Drug Interactions: Zepbound lowers blood glucose. When initiating Zepbound, consider reducing
the
dose of concomitantly administered insulin secretagogues (e.g., sulfonylureas) or insulin to reduce the risk of
hypoglycemia. Zepbound delays gastric emptying and thereby has the potential to impact the absorption of
concomitantly administered oral medications. Caution should be exercised when oral medications are concomitantly
administered with Zepbound. Monitor patients on oral medications dependent on threshold concentrations for
efficacy
and those with a narrow therapeutic index (e.g., warfarin) when concomitantly administered with Zepbound.
Pregnancy: Advise pregnant patients that weight loss is not recommended during pregnancy and to
discontinue Zepbound when a pregnancy is recognized. Available data with tirzepatide in pregnant patients are
insufficient to evaluate for a drug-related risk of major birth defects, miscarriage, or other adverse maternal
or
fetal outcomes. Based on animal reproduction studies, there may be risks to the fetus from exposure to
tirzepatide
during pregnancy. There will be a pregnancy exposure registry that monitors pregnancy outcomes in women exposed
to
Zepbound (tirzepatide) during pregnancy. Pregnant patients exposed to Zepbound and healthcare providers are
encouraged to contact Eli Lilly and Company at 1-800-LillyRx
(1-800-545-5979).
Lactation: There are no data on the presence of tirzepatide or its metabolites in animal or
human
milk, the effects on the breastfed infant, or the effects on milk production. The developmental and health
benefits of breastfeeding should be considered along with the mother’s clinical need for Zepbound and any
potential adverse effects on the breastfed infant from Zepbound or from the underlying maternal condition.

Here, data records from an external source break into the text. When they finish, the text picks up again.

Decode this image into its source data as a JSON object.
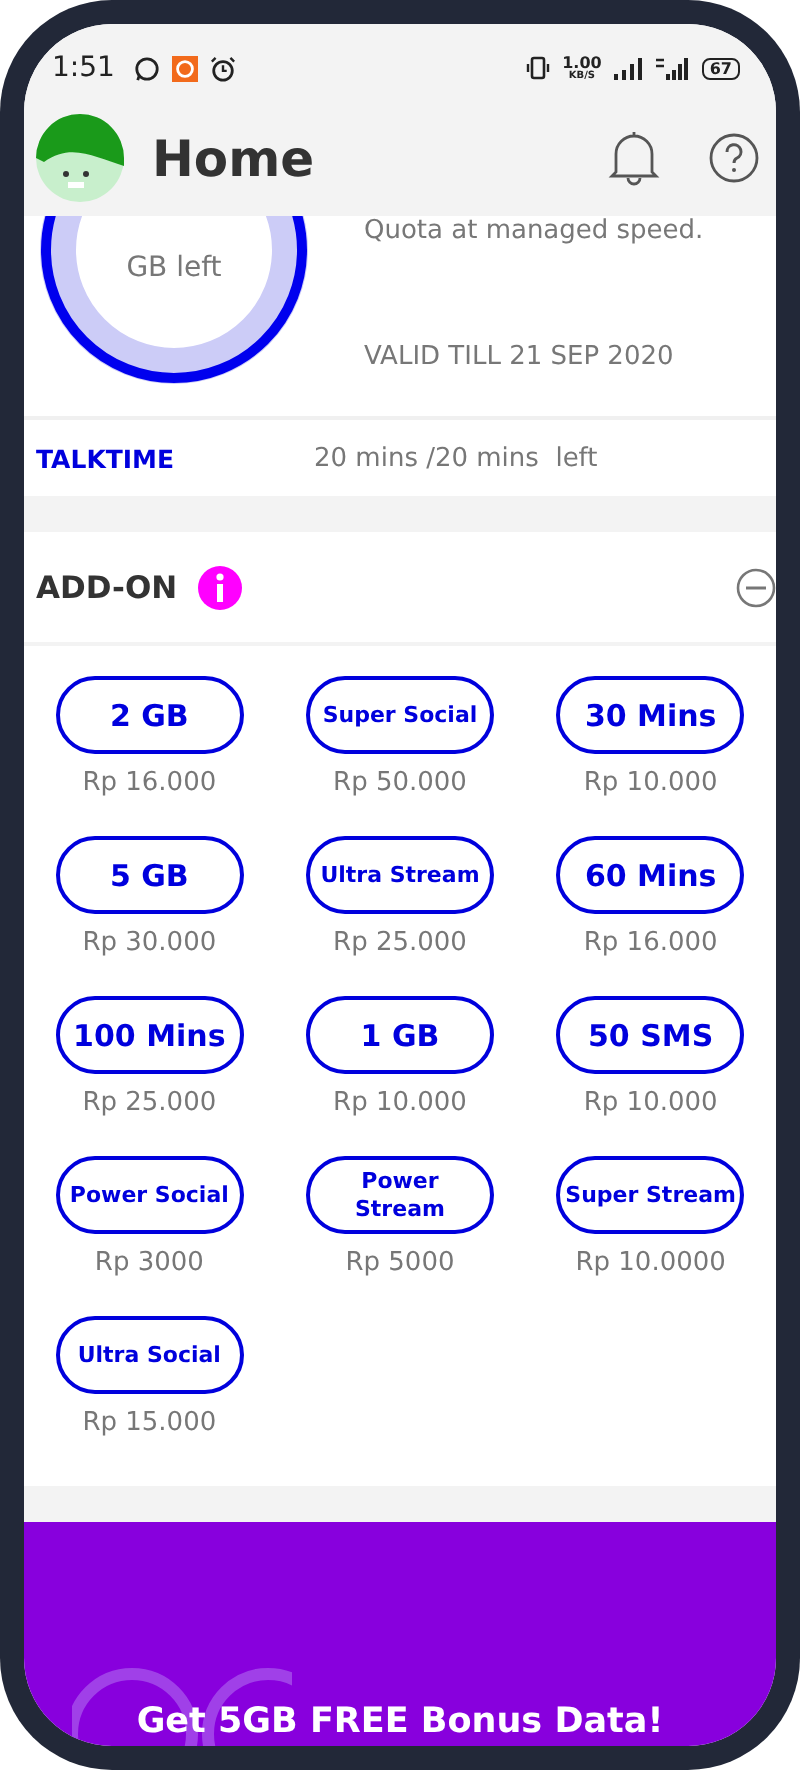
{
  "status_bar": {
    "time": "1:51",
    "speed_value": "1.00",
    "speed_unit": "KB/S",
    "battery": "67"
  },
  "header": {
    "title": "Home"
  },
  "data_quota": {
    "donut_label": "GB left",
    "note": "Quota at managed speed.",
    "validity": "VALID TILL 21 SEP 2020"
  },
  "talktime": {
    "label": "TALKTIME",
    "value": "20 mins /20 mins  left"
  },
  "addon": {
    "title": "ADD-ON",
    "expanded": true,
    "items": [
      {
        "name": "2 GB",
        "price": "Rp 16.000",
        "kind": "regular"
      },
      {
        "name": "Super Social",
        "price": "Rp 50.000",
        "kind": "compact"
      },
      {
        "name": "30 Mins",
        "price": "Rp 10.000",
        "kind": "regular"
      },
      {
        "name": "5 GB",
        "price": "Rp 30.000",
        "kind": "regular"
      },
      {
        "name": "Ultra Stream",
        "price": "Rp 25.000",
        "kind": "compact"
      },
      {
        "name": "60 Mins",
        "price": "Rp 16.000",
        "kind": "regular"
      },
      {
        "name": "100 Mins",
        "price": "Rp 25.000",
        "kind": "regular"
      },
      {
        "name": "1 GB",
        "price": "Rp 10.000",
        "kind": "regular"
      },
      {
        "name": "50 SMS",
        "price": "Rp 10.000",
        "kind": "regular"
      },
      {
        "name": "Power Social",
        "price": "Rp 3000",
        "kind": "compact"
      },
      {
        "name": "Power Stream",
        "price": "Rp 5000",
        "kind": "compact"
      },
      {
        "name": "Super Stream",
        "price": "Rp 10.0000",
        "kind": "compact"
      },
      {
        "name": "Ultra Social",
        "price": "Rp 15.000",
        "kind": "compact"
      }
    ]
  },
  "banner": {
    "title": "Get 5GB FREE Bonus Data!"
  }
}
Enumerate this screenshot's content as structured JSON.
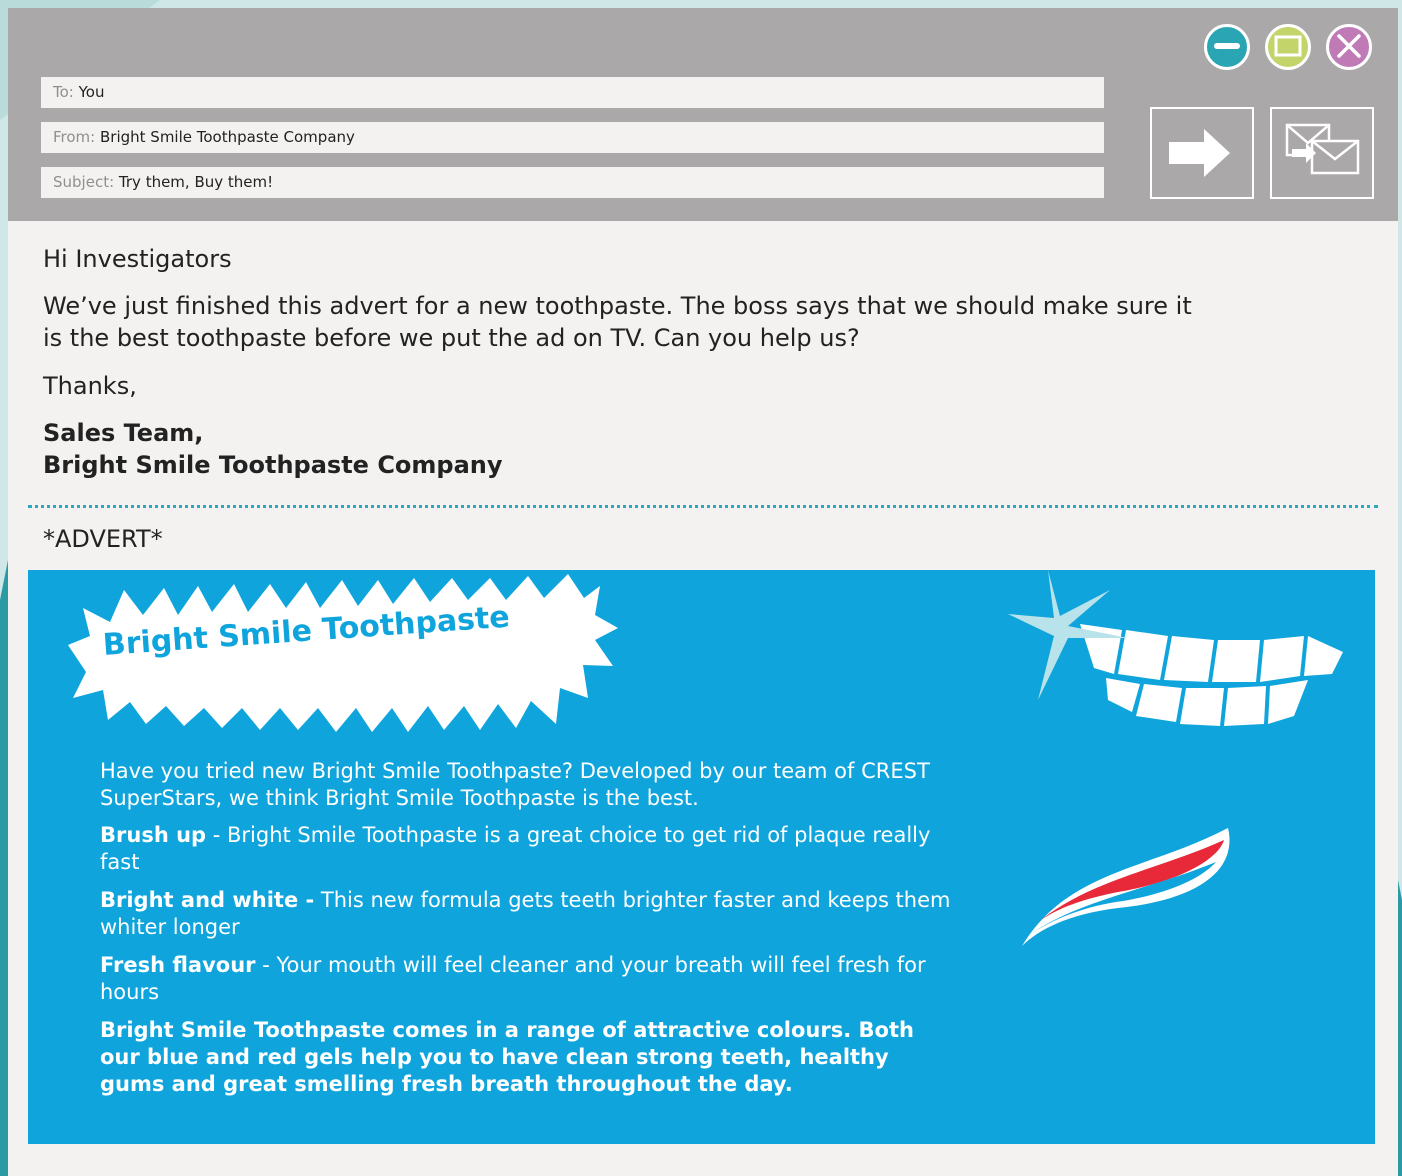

Females and Males of Reproductive Potential: Use of Zepbound may reduce the efficacy of oral
hormonal contraceptives due to delayed gastric emptying. This delay is largest after the first dose and
diminishes
over time. Advise patients using oral hormonal contraceptives to switch to a non-oral contraceptive method or
add a
barrier method of contraception, for 4 weeks after initiation with Zepbound and for 4 weeks after each dose
escalation.
Pediatric Use: The safety and effectiveness of Zepbound have not been established in pediatric
patients less than 18 years of age.
Zepbound® is indicated as an adjunct to a reduced-calorie diet and increased physical activity
for chronic weight management in adults with an initial body mass index (BMI) of:
30 kg/m2 or greater (obesity) or
27 kg/m2 or greater (overweight) in the presence of at least one weight-related comorbid
condition (e.g., hypertension, dyslipidemia, type 2 diabetes mellitus, obstructive sleep apnea, or
cardiovascular disease).
Limitations of Use:
Zepbound contains tirzepatide. Coadministration with other tirzepatide-containing products or with any
glucagon-like peptide-1 (GLP-1) receptor agonist is not recommended.
The safety and efficacy of Zepbound in combination with other products intended for weight management,
including prescription drugs, over-the-counter drugs, and herbal preparations, have not been established.
Zepbound has not been studied in patients with a history of pancreatitis.